The Consul General at Berlin (Messersmith) to the Acting Secretary of State

[Extract]
No. 1461

Sir:

. . . . . . . . . . . . . .

Consul Geist called again on Ministerialdirigent Fischer in the Prussian Ministry of the Interior and explained that the measures taken by [Page 411]the German authorities are utterly defeating the demands which they have made on the Watch Tower Bible and Tract Society. A demand was made that the property be released under conditions which would make it possible for this society to afford a reasonable protection to its property and financial interests. Consul Geist pointed out that it appears reasonable that every facility should be granted an American firm to save its property from ruin, and it should be given facilities to avoid unusual and extensive losses; that the purpose of the German Government is wholly served, if their operations do not continue, as the Consulate General has not gone into any discussion of the reasons for which the activities of this society have been forbidden. Consul Geist protested against levying rent for the property belonging to an American firm and pointed out that this was an extraordinary procedure, and a violation of property rights. A protest was made against the position of the German Government in requiring that the property of the Watch Tower Bible and Tract Society remain in the Government’s possession as a guarantee that no propaganda will be made by this society abroad against the German Government. This is tantamount to confiscation, and if such confiscation is made without due process of law in the courts, it certainly renders insecure the existence of all American property in Germany. Consul Geist demanded that the property be freely and wholly turned over to the owners to make such disposition as they saw fit, so long as they violated no injunction placed on them regarding their activities. Consul Geist also pointed out that the Consulate General believed that the German authorities were sincere in this action and desired nothing more than to assure themselves that the alleged subversive activities of this society be stopped, and that the German Government had no ulterior intention of obtaining this society’s property. Dr. Fischer stated that this assumption was true, and that the purpose back of this action was not to seize the property.

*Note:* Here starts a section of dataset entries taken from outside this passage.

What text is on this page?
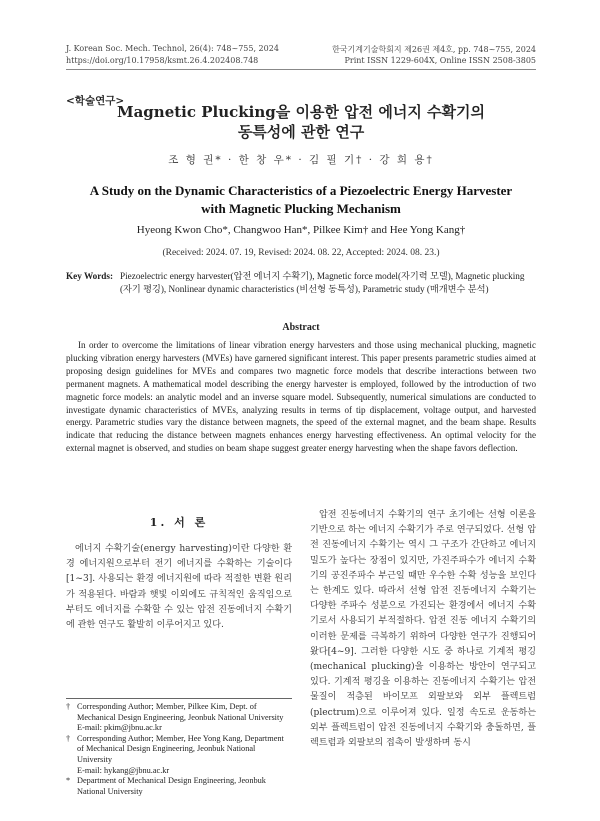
J. Korean Soc. Mech. Technol, 26(4): 748~755, 2024
https://doi.org/10.17958/ksmt.26.4.202408.748
한국기계기술학회지 제26권 제4호, pp. 748~755, 2024
Print ISSN 1229-604X, Online ISSN 2508-3805
<학술연구>
Magnetic Plucking을 이용한 압전 에너지 수확기의
동특성에 관한 연구
조 형 권* · 한 창 우* · 김 필 기† · 강 희 용†
A Study on the Dynamic Characteristics of a Piezoelectric Energy Harvester
with Magnetic Plucking Mechanism
Hyeong Kwon Cho*, Changwoo Han*, Pilkee Kim† and Hee Yong Kang†
(Received: 2024. 07. 19, Revised: 2024. 08. 22, Accepted: 2024. 08. 23.)
Key Words: Piezoelectric energy harvester(압전 에너지 수확기), Magnetic force model(자기력 모델), Magnetic plucking (자기 평깅), Nonlinear dynamic characteristics (비선형 동특성), Parametric study (매개변수 분석)
Abstract
In order to overcome the limitations of linear vibration energy harvesters and those using mechanical plucking, magnetic plucking vibration energy harvesters (MVEs) have garnered significant interest. This paper presents parametric studies aimed at proposing design guidelines for MVEs and compares two magnetic force models that describe interactions between two permanent magnets. A mathematical model describing the energy harvester is employed, followed by the introduction of two magnetic force models: an analytic model and an inverse square model. Subsequently, numerical simulations are conducted to investigate dynamic characteristics of MVEs, analyzing results in terms of tip displacement, voltage output, and harvested energy. Parametric studies vary the distance between magnets, the speed of the external magnet, and the beam shape. Results indicate that reducing the distance between magnets enhances energy harvesting effectiveness. An optimal velocity for the external magnet is observed, and studies on beam shape suggest greater energy harvesting when the shape favors deflection.
1. 서 론
에너지 수확기술(energy harvesting)이란 다양한 환경 에너지원으로부터 전기 에너지를 수확하는 기술이다[1~3]. 사용되는 환경 에너지원에 따라 적절한 변환 원리가 적용된다. 바람과 햇빛 이외에도 규칙적인 움직임으로부터도 에너지를 수확할 수 있는 압전 진동에너지 수확기에 관한 연구도 활발히 이루어지고 있다.
† Corresponding Author; Member, Pilkee Kim, Dept. of Mechanical Design Engineering, Jeonbuk National University
E-mail: pkim@jbnu.ac.kr
† Corresponding Author; Member, Hee Yong Kang, Department of Mechanical Design Engineering, Jeonbuk National University
E-mail: hykang@jbnu.ac.kr
* Department of Mechanical Design Engineering, Jeonbuk National University
압전 진동에너지 수확기의 연구 초기에는 선형 이론을 기반으로 하는 에너지 수확기가 주로 연구되었다. 선형 압전 진동에너지 수확기는 역시 그 구조가 간단하고 에너지밀도가 높다는 장점이 있지만, 가진주파수가 에너지 수확기의 공진주파수 부근일 때만 우수한 수확 성능을 보인다는 한계도 있다. 따라서 선형 압전 진동에너지 수확기는 다양한 주파수 성분으로 가진되는 환경에서 에너지 수확기로서 사용되기 부적절하다. 압전 진동 에너지 수확기의 이러한 문제를 극복하기 위하여 다양한 연구가 진행되어 왔다[4~9]. 그러한 다양한 시도 중 하나로 기계적 평깅(mechanical plucking)을 이용하는 방안이 연구되고 있다. 기계적 평깅을 이용하는 진동에너지 수확기는 압전물질이 적층된 바이모프 외팔보와 외부 플렉트럼(plectrum)으로 이루어져 있다. 일정 속도로 운동하는 외부 플렉트럼이 압전 진동에너지 수확기와 충돌하면, 플렉트럼과 외팔보의 접촉이 발생하며 동시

It may be pointed out in this respect that the representatives of the society have the impression that there is no real basic evidence against the Magdeburg organization. There is no doubt that some of the tracts do not coincide with National Socialist ideas, but it is not believed that these are either genuinely subversive or revolutionary, as we understand the terms “subversive” or “revolutionary”.

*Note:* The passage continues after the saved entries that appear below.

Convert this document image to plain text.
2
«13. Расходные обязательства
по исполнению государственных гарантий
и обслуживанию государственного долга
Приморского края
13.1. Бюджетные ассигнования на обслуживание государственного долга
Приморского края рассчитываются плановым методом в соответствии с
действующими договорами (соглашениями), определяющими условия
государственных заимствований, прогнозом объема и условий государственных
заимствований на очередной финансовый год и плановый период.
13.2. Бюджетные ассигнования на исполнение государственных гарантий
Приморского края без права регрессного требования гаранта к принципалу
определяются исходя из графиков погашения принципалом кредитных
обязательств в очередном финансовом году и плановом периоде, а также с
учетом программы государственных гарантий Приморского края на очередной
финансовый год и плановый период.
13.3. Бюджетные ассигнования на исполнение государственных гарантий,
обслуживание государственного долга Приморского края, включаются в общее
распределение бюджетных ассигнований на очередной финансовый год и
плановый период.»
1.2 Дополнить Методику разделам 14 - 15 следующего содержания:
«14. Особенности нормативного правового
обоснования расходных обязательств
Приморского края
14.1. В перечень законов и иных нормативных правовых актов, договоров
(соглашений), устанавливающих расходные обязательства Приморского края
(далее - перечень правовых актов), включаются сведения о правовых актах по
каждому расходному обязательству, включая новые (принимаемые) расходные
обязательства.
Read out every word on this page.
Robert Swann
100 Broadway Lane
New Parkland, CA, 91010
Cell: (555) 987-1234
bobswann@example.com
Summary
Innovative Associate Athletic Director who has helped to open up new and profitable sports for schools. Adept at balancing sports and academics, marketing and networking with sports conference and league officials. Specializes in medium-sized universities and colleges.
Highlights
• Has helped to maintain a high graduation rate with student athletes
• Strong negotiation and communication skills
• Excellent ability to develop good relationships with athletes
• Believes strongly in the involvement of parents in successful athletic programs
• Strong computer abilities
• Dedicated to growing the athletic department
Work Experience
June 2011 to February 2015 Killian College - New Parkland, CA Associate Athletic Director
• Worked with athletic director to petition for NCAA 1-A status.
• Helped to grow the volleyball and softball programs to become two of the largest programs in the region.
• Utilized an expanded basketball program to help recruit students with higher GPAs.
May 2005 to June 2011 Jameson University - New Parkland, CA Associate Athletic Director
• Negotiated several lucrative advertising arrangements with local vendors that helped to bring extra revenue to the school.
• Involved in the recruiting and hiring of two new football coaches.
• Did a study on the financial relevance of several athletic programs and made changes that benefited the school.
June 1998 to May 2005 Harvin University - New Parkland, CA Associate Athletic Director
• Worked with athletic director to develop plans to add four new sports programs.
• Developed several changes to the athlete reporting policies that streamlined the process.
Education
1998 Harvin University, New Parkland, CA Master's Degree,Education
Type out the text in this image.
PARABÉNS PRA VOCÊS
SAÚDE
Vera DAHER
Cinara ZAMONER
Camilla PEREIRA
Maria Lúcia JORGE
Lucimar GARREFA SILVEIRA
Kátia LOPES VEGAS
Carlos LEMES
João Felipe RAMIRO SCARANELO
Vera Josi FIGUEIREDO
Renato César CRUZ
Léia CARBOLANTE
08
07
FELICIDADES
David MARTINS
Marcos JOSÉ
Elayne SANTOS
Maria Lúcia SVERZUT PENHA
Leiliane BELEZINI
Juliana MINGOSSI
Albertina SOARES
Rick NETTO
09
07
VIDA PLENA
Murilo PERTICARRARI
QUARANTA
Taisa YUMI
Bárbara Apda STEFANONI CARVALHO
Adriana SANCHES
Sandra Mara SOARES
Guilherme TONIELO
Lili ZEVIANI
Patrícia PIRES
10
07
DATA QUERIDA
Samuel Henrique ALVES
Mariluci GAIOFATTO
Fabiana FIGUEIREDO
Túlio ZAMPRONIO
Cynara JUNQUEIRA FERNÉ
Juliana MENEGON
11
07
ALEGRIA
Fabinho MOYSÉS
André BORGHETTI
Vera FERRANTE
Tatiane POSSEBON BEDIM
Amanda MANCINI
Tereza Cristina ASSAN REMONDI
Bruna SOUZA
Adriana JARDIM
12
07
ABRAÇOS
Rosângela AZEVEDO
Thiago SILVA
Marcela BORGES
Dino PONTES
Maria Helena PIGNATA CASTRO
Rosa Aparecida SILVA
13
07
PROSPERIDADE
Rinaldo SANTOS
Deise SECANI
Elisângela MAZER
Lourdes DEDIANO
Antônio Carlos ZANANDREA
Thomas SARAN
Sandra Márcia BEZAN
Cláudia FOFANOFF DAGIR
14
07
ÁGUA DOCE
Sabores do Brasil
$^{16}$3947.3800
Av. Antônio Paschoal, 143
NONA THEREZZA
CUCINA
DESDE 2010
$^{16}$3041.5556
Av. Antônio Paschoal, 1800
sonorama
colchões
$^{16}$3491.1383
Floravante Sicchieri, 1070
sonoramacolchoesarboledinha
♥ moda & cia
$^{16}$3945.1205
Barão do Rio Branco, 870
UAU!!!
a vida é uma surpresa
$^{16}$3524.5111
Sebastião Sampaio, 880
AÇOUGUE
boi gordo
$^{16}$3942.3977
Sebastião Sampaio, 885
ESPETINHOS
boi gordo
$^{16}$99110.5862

It would be easy enough for the police to see that no printing was done in the establishment, or other activities carried on, to which they could take objection. The Consulate General is of the opinion that the procedure in the confiscation of this property has been an extraordinary action wholly unjustified by the facts. The Consulate General has requested a statement from the Prussian Ministry of the Interior stating precisely the conditions upon which the property will be released, and as soon as [Page 412]this letter is received, the Consulate General will communicate further with the Department. In the meantime it would be appreciated if the Department would study the facts in connection with this case as they have heretofore been reported, and advise the Consulate General whether or not, under the Treaty,60 the property of an American firm, for certain alleged political reasons, can in this way be seized and confiscated.

Respectfully yours,

George S. Messersmith
  1. Treaty of Friendship, Commerce and Consular Rights, between the United States and Germany, signed at Washington, December 8, 1923; Foreign Relations, 1923, vol. ii, p. 29.